Cattafi heißt das nächste närrische Ziel, ein kleines Dorf im Hinterland von Milazzo, dem Tor zu den Liparischen Inseln. Hier, hat man uns erzählt, habe der Karneval ebenfalls eine lange Tradition – eine, die auf den Einfall der Türken Mitte des 16. Jahrhunderts zurückgehe. Touristen verirren sich eigentlich nie hierher, dazu ist die Gegend zu trist, sind die Bauten zu grau. Nur zu Karneval findet der eine oder andere den Weg nach Cattafi.


Gegen halb drei soll der Umzug beginnen, doch erst eine Stunde später kommen die Narren langsam in die Gänge. Ein Gendarm sorgt für Ordnung, schleust hin und wieder ein Auto an den Narren vorbei, die unter Akkordeonklängen von San Filippo del Mela nach Cattafi ziehen. „Scacciuni“ heißen die närrischen Helden hier. Weiße Narrenkleider tragen sie und hohe weiße Hüte, an denen bunte Bänder hängen. Figuren, die auch aus der schwäbisch-alemannischen oder alpinen Fastnacht stammen könnten. In den Augen der Einheimischen verkörpern sie die Türken, welche die Bauern hier einst mit Dreschflegeln gleich nach deren Invasion vertrieben hätten.

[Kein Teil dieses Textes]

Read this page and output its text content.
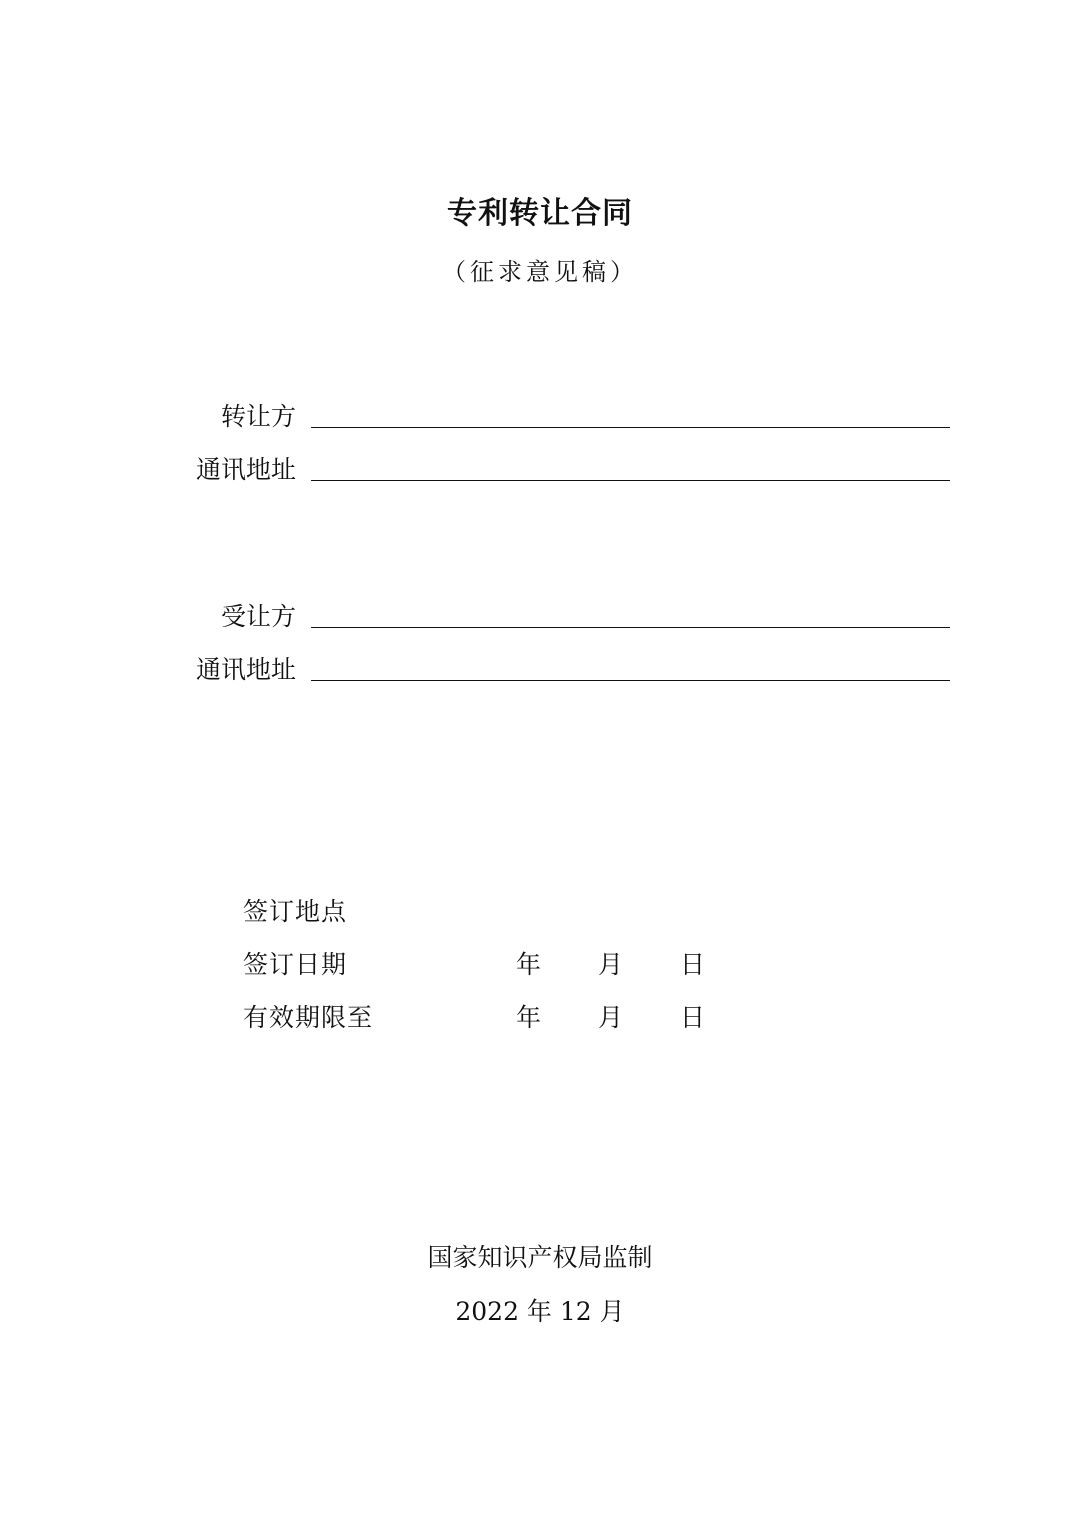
专利转让合同
（征求意见稿）
转让方
通讯地址
受让方
通讯地址
签订地点
签订日期	年 月 日
有效期限至	年 月 日
国家知识产权局监制
2022 年 12 月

Wahrscheinlicher freilich ist, dass sich hier ein alter Karnevalsbrauch erhalten hat, wie er sonst in Sizilien längst ausgestorben ist: ein närrischer Hochzeitszug, wie man ihm vom Balkan bis ins Baskenland an den Tagen vor Aschermittwoch begegnet. Und wie überall steht auch hier die Welt kopf, kommen die Männer in Frauenkleidern, tragen die Frauen stolz ihre aufgeklebten oder aufgemalten Bärte. Zwei Bewaffnete führen den Zug an. Gelbe Mimosen stecken im Lauf ihrer Gewehre, Blumen wie bei den rheinischen Karnevalsgarden. Ab und zu werden Konfettisalven gefeuert, zieht die närrische Gesellschaft von einer zur nächsten Kneipe. Fast ganz ohne Zuschauer kommt man hier aus, ist Fastnacht kein Event oder eine Sache zum Staunen, sondern traditionell gelebter Alltag.

Fast wie im Schwäbisch-alemannischen geht es beim
Tanz in Cattafi zu, wo sizilianische Motive auch
kleine Trommeln schmücken



Zurück Richtung Catania geht es auf der Westseite des Ätna entlang nach Misterbianco. Einem 50 000-Einwohner-Städtchen westlich Catanias, das sich Siziliens schönster Karnevalskostüme rühmt. Zitronen und Orangen schmücken hier die Narrenkleider, auch Ritter, die in Siziliens Marionettentheater, dem in Acireale ein eigenes Museum gewidmet ist, die Hauptrolle spielen. Musik wird hier, wie bei fast allen dörflichen Fastnachten, von Hand gemacht. Oft schräg, aber immer aus ganzem Herzen.

Der große Umzug ist diesmal ausgefallen, der Aufmarsch der Wagen nach Acireales Vorbild. Dem Karnevalskomitee, erfahren wir, fehle das Geld zum großen Feiern, die Stadt müsse sparen. Die Narren mit den angeblich schönsten Karnevalskostümen Siziliens aber lassen sich ihren Spaß nicht verderben. Statt in Misterbianco sind sie diesmal beim Umzug in Acireale unterwegs, der in der Nacht zum Aschermittwoch mit einem großen Feuerwerk endet.